AdSense

Miyerkules, Pebrero 19, 2014

Commercial Advertising Photography - Making The Camera Lie In Order To Tell The Truth - Hobbies - Photography

Commercial advertising photography is an essential ingredient in a marketing campaign, especially where food, cooking and dining is concerned. Restaurants and hotels in particular are always very keen to make sure that their food looks as appealing in the commercial photographs as it does when served up on a plate. You may well be forgiven for assuming that as long as the food is cooked well and presented as professionally as one might expect in a top class hotel that taking a photograph of it was the easy bit.

To some extent, taking a photograph of food is easy, but of course the difficult part is to make sure that the food still looks as good on film as it does on the plate. Unfortunately as many amateur photographers have found to their cost, this isn't necessarily the case. In fact any restaurant or hotel which has taken their own in house advertising photographs in order to save money will be sorely disappointed with the quality. It seems quite unfair that something so delicious should be so difficult to photograph.

For example, let's take a nice roast Sunday lunch, steaming hot, with gravy poured over the wonderful plate of food. A few photographs and the job is done, or so you might think. The problem is that when you look at the photographs several things seem to be missing. First of all, the steam has gone. When the meal was presented to you it was steaming hot, literally, but the problem with steam is that it doesn't actually last very long, and often it will disappear in seconds once the plate is served up. So how do professional commercial product photographers manage to get such fantastic pictures of food which looks so hot?

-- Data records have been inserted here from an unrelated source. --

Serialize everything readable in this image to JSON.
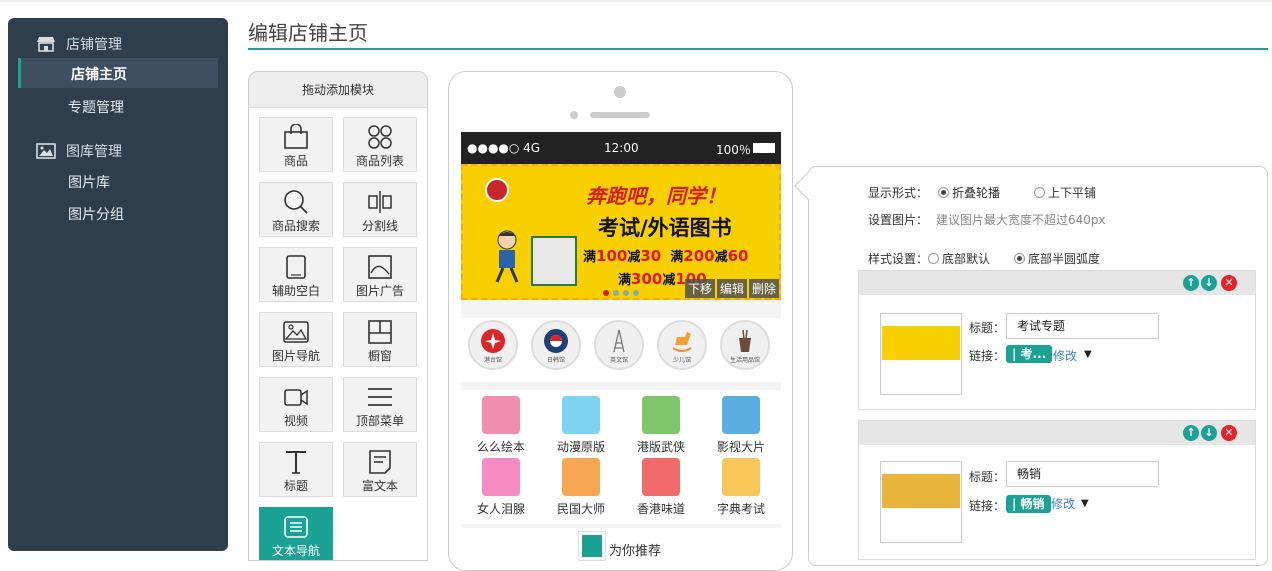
{
  "sidebar": {
    "groups": [
      {
        "label": "店铺管理",
        "icon": "store-icon",
        "items": [
          "店铺主页",
          "专题管理"
        ]
      },
      {
        "label": "图库管理",
        "icon": "image-icon",
        "items": [
          "图片库",
          "图片分组"
        ]
      }
    ],
    "active_item": "店铺主页"
  },
  "page": {
    "title": "编辑店铺主页"
  },
  "palette": {
    "header": "拖动添加模块",
    "modules": [
      {
        "label": "商品",
        "icon": "shopping-bag-icon"
      },
      {
        "label": "商品列表",
        "icon": "circles-grid-icon"
      },
      {
        "label": "商品搜索",
        "icon": "search-icon"
      },
      {
        "label": "分割线",
        "icon": "divider-icon"
      },
      {
        "label": "辅助空白",
        "icon": "blank-space-icon"
      },
      {
        "label": "图片广告",
        "icon": "image-ad-icon"
      },
      {
        "label": "图片导航",
        "icon": "image-nav-icon"
      },
      {
        "label": "橱窗",
        "icon": "window-icon"
      },
      {
        "label": "视频",
        "icon": "video-icon"
      },
      {
        "label": "顶部菜单",
        "icon": "menu-icon"
      },
      {
        "label": "标题",
        "icon": "title-icon"
      },
      {
        "label": "富文本",
        "icon": "rich-text-icon"
      },
      {
        "label": "文本导航",
        "icon": "text-nav-icon"
      }
    ]
  },
  "phone": {
    "status": {
      "signal": "●●●●○ 4G",
      "time": "12:00",
      "battery": "100％"
    },
    "banner": {
      "headline": "奔跑吧，同学！",
      "title": "考试/外语图书",
      "offer_line1_a": "满",
      "offer_line1_b": "100",
      "offer_line1_c": "减",
      "offer_line1_d": "30",
      "offer_line1_e": "满",
      "offer_line1_f": "200",
      "offer_line1_g": "减",
      "offer_line1_h": "60",
      "offer_line2_a": "满",
      "offer_line2_b": "300",
      "offer_line2_c": "减",
      "offer_line2_d": "100",
      "actions": [
        "下移",
        "编辑",
        "删除"
      ]
    },
    "circle_nav": [
      {
        "label": "港台馆",
        "icon": "flower-flag-icon"
      },
      {
        "label": "日韩馆",
        "icon": "yin-yang-icon"
      },
      {
        "label": "英文馆",
        "icon": "tower-icon"
      },
      {
        "label": "少儿馆",
        "icon": "rocking-horse-icon"
      },
      {
        "label": "生活用品馆",
        "icon": "utensils-icon"
      }
    ],
    "grid": [
      {
        "label": "么么绘本",
        "color": "#f08fb0"
      },
      {
        "label": "动漫原版",
        "color": "#7fd3f0"
      },
      {
        "label": "港版武侠",
        "color": "#7fc66a"
      },
      {
        "label": "影视大片",
        "color": "#5aaee0"
      },
      {
        "label": "女人泪腺",
        "color": "#f48bc3"
      },
      {
        "label": "民国大师",
        "color": "#f6a650"
      },
      {
        "label": "香港味道",
        "color": "#f26b6b"
      },
      {
        "label": "字典考试",
        "color": "#f7c75a"
      }
    ],
    "recommend": "为你推荐"
  },
  "settings": {
    "display_label": "显示形式：",
    "display_options": [
      "折叠轮播",
      "上下平铺"
    ],
    "display_selected": 0,
    "image_label": "设置图片：",
    "image_hint": "建议图片最大宽度不超过640px",
    "style_label": "样式设置：",
    "style_options": [
      "底部默认",
      "底部半圆弧度"
    ],
    "style_selected": 1,
    "cards": [
      {
        "title_label": "标题：",
        "title_value": "考试专题",
        "link_label": "链接：",
        "link_tag": "| 考...",
        "edit": "修改"
      },
      {
        "title_label": "标题：",
        "title_value": "畅销",
        "link_label": "链接：",
        "link_tag": "| 畅销",
        "edit": "修改"
      }
    ]
  },
  "colors": {
    "accent": "#1aa394",
    "sidebar_bg": "#2f3e4d"
  }
}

One of the inside trade secrets is actually cotton wool balls. By soaking these in water and then popping them in the microwave it is possible to place these surreptitiously behind items on the plate, creating wonderful plumes of steam which last for ages and produce steam dense enough to come out in the photograph. So next time you see a professional photograph of a steaming plate of food, you'll be less taken with the idea of tucking in to a plate of cotton wool.

The gravy is another problem though, because on the plate it looks wonderful, but in photographs it looks fairly bland - a bit like muddy water perhaps. How do professional commercial photographers achieve the glossy, appetising look? The answer is that they don't use gravy. The gravy in commercial advertising photography images is nothing more than ordinary grade motor oil. So with motor oil poured lovingly over a plate of cotton wool buds it's rapidly becoming clear that a commercial product photographer is not actually taking a photograph of a plate of food in order to produce a photograph of a plate of food.

Clearly this is where the amateurs are going wrong, and why those hotels and restaurants who do employ the services of professional photographer manage to have advertising images which look so appetising and appealing that people's mouths are drooling even before they've sat down. From deodorant aerosols used to add a frosty look to grapes, to hairspray which can make cake look moist, and from toothpicks holding items of food in just the right position to mashed potato squirted under the skin of poultry to make it look extra plump and tender, commercial product photography is not about taking quality photographs of products, but creating images which represent or suggest the product itself, which often means making the camera lie, just to recreate what would otherwise be seen for real. Does the camera lie? Yes, but only to ensure a more accurate image.